Comparativement aux documents de consultation antérieurs qui décrivaient le champ d’application des propositions du premier pilier de façon générale comme s’appliquant aux « grandes entreprises en relation étroite avec les consommateurs », la Déclaration de janvier décrit plus précisément le champ d’application éventuel du premier pilier. La Déclaration de janvier fait la distinction entre les entreprises numérisées automatisées et les autres entreprises visées. Pour les entreprises numérisées automatisées, un seuil de revenu serait suffisant pour créer un lien dans un territoire de marché. Toutefois, pour d’autres entreprises en relation étroite avec les consommateurs, la Déclaration de janvier reconnaît que la simple vente transfrontalière de biens corporels dans un territoire de marché n’équivaut pas en tant que telle à un engagement important et soutenu dans ce territoire. La Déclaration de janvier suggère que des facteurs supplémentaires, comme la présence physique dans un territoire de marché ou la publicité ciblée dans ce territoire, pourraient être nécessaires pour déterminer qu’il existe un lien et que les propositions du premier pilier s’appliquent à ces entreprises en relation étroite avec les consommateurs.

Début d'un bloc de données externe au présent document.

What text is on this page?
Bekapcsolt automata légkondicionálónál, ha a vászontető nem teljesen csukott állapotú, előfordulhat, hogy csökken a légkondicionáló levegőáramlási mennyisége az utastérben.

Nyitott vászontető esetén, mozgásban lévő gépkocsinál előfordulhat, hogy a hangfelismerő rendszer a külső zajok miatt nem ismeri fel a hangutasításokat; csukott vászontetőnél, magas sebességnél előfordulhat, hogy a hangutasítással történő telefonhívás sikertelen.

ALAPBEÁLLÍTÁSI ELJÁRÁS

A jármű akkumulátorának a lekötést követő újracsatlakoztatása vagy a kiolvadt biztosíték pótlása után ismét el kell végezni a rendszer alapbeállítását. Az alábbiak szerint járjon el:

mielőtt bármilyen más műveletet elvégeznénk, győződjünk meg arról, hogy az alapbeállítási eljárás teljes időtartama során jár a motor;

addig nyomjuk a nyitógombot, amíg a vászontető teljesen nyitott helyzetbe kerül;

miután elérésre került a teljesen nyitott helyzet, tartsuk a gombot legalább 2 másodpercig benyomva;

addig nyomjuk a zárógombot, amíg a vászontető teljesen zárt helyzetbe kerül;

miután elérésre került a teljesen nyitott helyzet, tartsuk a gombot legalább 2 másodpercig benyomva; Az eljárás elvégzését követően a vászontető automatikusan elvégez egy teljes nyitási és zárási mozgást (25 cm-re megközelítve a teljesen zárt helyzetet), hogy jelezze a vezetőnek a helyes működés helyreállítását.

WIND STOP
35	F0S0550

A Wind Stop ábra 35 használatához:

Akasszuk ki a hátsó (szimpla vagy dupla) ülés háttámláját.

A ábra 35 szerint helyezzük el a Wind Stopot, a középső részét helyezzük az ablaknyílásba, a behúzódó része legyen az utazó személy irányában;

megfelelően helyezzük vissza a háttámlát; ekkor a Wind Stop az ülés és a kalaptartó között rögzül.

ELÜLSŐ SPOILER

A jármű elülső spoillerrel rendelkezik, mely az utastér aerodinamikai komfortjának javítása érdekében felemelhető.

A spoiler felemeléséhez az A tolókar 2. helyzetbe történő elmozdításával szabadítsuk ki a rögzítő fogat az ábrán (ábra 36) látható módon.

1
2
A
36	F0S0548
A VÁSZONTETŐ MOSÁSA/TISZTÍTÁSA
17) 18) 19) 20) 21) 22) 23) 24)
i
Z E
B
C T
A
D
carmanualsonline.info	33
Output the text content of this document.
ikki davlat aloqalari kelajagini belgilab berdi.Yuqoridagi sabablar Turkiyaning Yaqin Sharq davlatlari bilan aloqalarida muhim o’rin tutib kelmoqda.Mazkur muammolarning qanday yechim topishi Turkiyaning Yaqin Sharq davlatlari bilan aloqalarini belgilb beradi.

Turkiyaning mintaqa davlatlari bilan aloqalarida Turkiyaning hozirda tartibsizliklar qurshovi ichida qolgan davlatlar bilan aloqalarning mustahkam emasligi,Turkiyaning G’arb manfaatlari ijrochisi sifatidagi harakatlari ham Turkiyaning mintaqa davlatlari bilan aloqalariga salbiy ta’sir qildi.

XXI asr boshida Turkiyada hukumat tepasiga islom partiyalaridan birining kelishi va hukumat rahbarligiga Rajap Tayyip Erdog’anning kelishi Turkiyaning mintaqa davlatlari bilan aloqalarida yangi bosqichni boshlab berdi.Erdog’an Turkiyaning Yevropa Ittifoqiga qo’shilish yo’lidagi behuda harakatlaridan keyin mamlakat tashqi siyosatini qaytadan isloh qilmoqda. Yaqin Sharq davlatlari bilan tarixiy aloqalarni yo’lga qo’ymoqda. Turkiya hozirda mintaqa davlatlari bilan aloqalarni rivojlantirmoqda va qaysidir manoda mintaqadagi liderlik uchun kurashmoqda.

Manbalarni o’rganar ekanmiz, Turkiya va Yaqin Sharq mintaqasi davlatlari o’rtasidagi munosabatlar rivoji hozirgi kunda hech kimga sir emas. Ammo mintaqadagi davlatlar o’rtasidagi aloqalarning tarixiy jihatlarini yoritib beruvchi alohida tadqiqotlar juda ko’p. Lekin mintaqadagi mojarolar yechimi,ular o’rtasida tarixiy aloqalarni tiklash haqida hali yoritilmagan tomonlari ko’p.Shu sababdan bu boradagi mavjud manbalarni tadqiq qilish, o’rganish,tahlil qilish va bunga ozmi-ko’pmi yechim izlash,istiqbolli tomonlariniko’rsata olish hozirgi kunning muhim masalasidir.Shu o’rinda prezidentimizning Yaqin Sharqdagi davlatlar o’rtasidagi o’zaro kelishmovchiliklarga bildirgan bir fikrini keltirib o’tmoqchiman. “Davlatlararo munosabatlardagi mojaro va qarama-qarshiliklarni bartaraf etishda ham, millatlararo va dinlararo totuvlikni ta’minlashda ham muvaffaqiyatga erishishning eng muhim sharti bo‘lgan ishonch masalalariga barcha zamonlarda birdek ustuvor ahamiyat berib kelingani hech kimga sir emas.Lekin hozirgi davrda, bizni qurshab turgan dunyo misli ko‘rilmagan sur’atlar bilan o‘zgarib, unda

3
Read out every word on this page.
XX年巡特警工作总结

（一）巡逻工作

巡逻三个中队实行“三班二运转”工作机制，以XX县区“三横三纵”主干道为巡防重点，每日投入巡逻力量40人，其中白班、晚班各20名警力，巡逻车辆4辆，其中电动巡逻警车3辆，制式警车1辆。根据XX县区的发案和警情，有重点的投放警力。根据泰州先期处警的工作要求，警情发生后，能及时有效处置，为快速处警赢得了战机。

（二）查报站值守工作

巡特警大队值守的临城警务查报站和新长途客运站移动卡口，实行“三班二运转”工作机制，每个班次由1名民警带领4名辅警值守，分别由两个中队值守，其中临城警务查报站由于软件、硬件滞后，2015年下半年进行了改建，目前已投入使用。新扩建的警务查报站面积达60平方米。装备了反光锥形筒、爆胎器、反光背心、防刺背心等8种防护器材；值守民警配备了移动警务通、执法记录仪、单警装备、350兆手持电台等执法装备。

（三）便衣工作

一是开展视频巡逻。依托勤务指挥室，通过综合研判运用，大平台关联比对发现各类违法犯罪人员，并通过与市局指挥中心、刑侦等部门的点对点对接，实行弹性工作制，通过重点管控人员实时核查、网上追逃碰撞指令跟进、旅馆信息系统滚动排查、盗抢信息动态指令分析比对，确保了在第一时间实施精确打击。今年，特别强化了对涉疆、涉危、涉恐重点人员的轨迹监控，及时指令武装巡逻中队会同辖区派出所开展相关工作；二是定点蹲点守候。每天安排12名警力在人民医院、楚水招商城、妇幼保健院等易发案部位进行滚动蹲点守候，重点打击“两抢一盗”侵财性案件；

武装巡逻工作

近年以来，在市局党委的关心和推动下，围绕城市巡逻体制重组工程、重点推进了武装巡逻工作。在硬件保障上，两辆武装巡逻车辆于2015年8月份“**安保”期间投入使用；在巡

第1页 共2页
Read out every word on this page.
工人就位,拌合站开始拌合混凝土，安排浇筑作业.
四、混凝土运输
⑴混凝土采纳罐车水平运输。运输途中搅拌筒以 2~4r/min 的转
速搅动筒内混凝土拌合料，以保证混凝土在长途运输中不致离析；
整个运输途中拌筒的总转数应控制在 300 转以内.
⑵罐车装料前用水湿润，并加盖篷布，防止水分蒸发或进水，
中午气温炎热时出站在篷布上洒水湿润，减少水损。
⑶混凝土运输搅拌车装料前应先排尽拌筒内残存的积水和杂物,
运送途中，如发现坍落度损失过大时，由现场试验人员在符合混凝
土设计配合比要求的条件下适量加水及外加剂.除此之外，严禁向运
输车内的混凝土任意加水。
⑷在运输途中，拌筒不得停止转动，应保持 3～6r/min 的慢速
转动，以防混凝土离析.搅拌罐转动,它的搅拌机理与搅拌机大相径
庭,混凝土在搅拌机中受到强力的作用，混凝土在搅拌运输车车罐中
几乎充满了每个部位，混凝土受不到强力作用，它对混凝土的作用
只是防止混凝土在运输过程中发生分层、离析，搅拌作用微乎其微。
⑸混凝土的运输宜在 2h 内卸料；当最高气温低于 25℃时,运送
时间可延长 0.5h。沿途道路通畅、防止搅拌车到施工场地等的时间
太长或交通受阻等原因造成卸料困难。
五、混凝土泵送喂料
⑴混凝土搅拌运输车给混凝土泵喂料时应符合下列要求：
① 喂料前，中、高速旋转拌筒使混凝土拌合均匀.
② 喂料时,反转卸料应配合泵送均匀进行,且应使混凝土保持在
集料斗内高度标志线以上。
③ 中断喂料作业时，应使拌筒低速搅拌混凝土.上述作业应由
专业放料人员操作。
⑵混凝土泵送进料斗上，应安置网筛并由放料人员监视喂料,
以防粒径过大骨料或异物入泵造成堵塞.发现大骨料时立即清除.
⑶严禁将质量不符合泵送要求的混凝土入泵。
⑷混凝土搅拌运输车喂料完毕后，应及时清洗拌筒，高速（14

La Déclaration de janvier reconnaît le fardeau que représentent la conformité et l’administration associées aux propositions, suggérant que l’application du premier pilier comportera un certain nombre de seuils :

  • un seuil relatif au chiffre d’affaires brut qui pourrait être celui de 750 millions d’euros utilisé dans le cas de la déclaration pays par pays;
  • une dispense de son application lorsque le bénéfice global tombe sous un certain seuil qui reste encore à être déterminé;
  • une dispense lorsque le bénéfice net total attribué à un territoire particulier n’atteindrait pas un certain seuil; et
  • des seuils supplémentaires dans le calcul du montant A et l’application de la nouvelle règle du lien (comme des facteurs supplémentaires pour établir un lien suffisant).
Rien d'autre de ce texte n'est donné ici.